/tick_db

Primary LanguagePython

This repository contains tools building a database from time and sales as well as market depth records produced by Sierra Chart. Alternately, you can use the parsing module to read these directly from disk and into your program.

Time and Sales

Sierra chart does not store time and sales records per se, but OHLC values. It stores these "intraday data files" in /Data. They have a .scid extension. When Sierra Chart is configured to store one trade per bar in these intraday files, they effectively become time and sales records. parsers.parse_tas converts these one-trade intraday records into time and sales records with a timestamp, price, quantity, and side (0 = at bid, 1 = at ask) fields.
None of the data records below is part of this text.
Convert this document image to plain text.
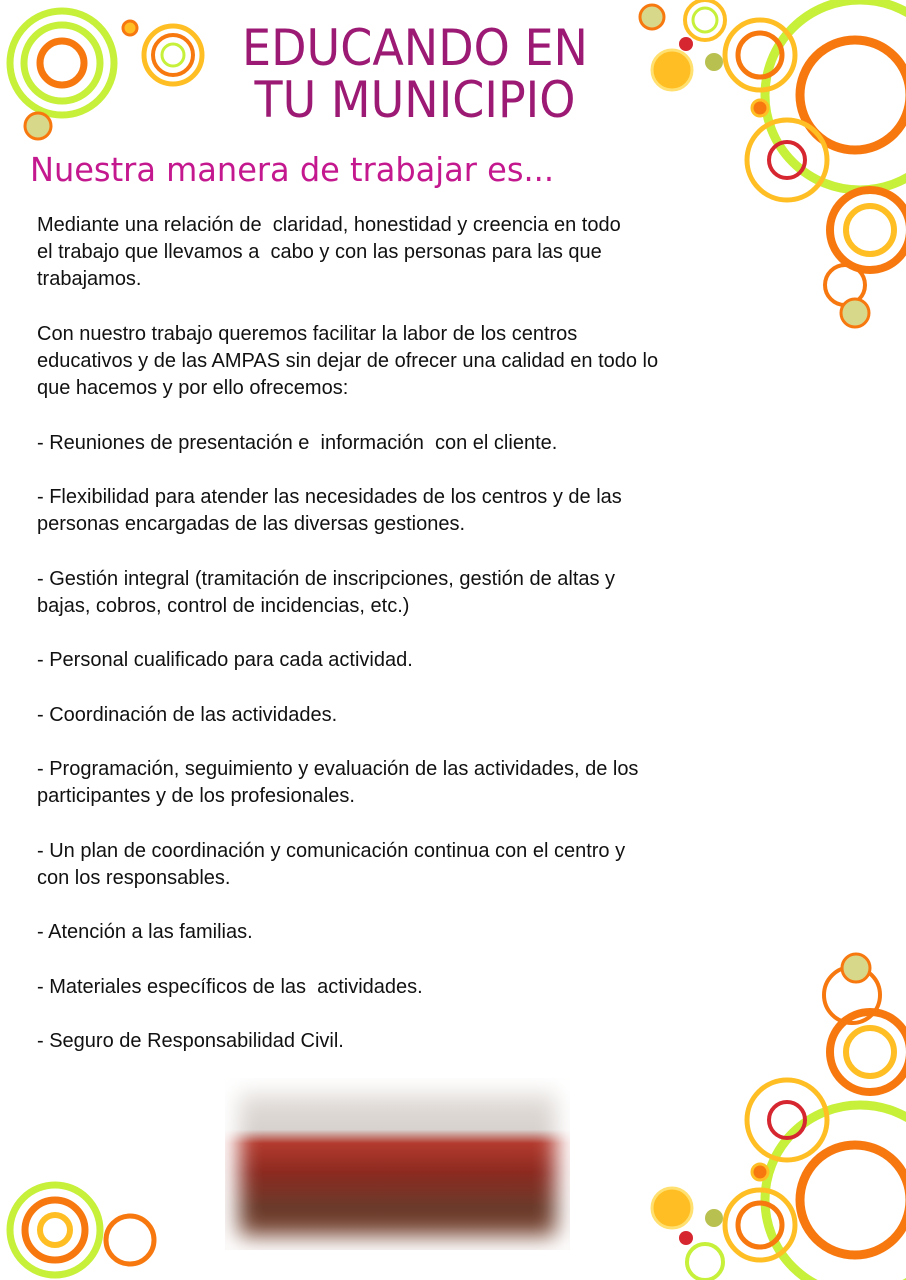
EDUCANDO EN
TU MUNICIPIO
Nuestra manera de trabajar es...
Mediante una relación de  claridad, honestidad y creencia en todo
el trabajo que llevamos a  cabo y con las personas para las que
trabajamos.
Con nuestro trabajo queremos facilitar la labor de los centros
educativos y de las AMPAS sin dejar de ofrecer una calidad en todo lo
que hacemos y por ello ofrecemos:
- Reuniones de presentación e  información  con el cliente.
- Flexibilidad para atender las necesidades de los centros y de las
personas encargadas de las diversas gestiones.
- Gestión integral (tramitación de inscripciones, gestión de altas y
bajas, cobros, control de incidencias, etc.)
- Personal cualificado para cada actividad.
- Coordinación de las actividades.
- Programación, seguimiento y evaluación de las actividades, de los
participantes y de los profesionales.
- Un plan de coordinación y comunicación continua con el centro y
con los responsables.
- Atención a las familias.
- Materiales específicos de las  actividades.
- Seguro de Responsabilidad Civil.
Read more about the intraday data files here:

https://www.sierrachart.com/index.php?page=doc/IntradayDataFileFormat.html

How far back can this data go? Sierra Chart's historical data service provides tick data through 2011 for CME group exchanges. For other exchanges, see:

https://www.sierrachart.com/index.php?page=doc/SierraChartHistoricalData.php#Included

Market Depth

Market depth files are stored in /Data/MarketDepthData. They have a .depth extension. One file is produced per symbol, per day. You must configure Sierra Chart to download market depth for any symbols you are interested in. To do so, follow steps 1-8 and 16-18:

https://www.sierrachart.com/index.php?page=doc/StudiesReference.php&ID=375#StepByStepInstructions

See also:

https://www.sierrachart.com/index.php?page=doc/StudiesReference.php&ID=375#DownloadingOfHistoricalMarketDepthData

Depth records contain commands to modify the state of an order book. For example, adding bids, deleting offers, and so on. Cumulatively applying the commands results in the correct state of the order book, up through the latest record processed. Sierra Chart allows you to download the last 30 days of market depth data. Depth records are parsed by parsers.parse_depth.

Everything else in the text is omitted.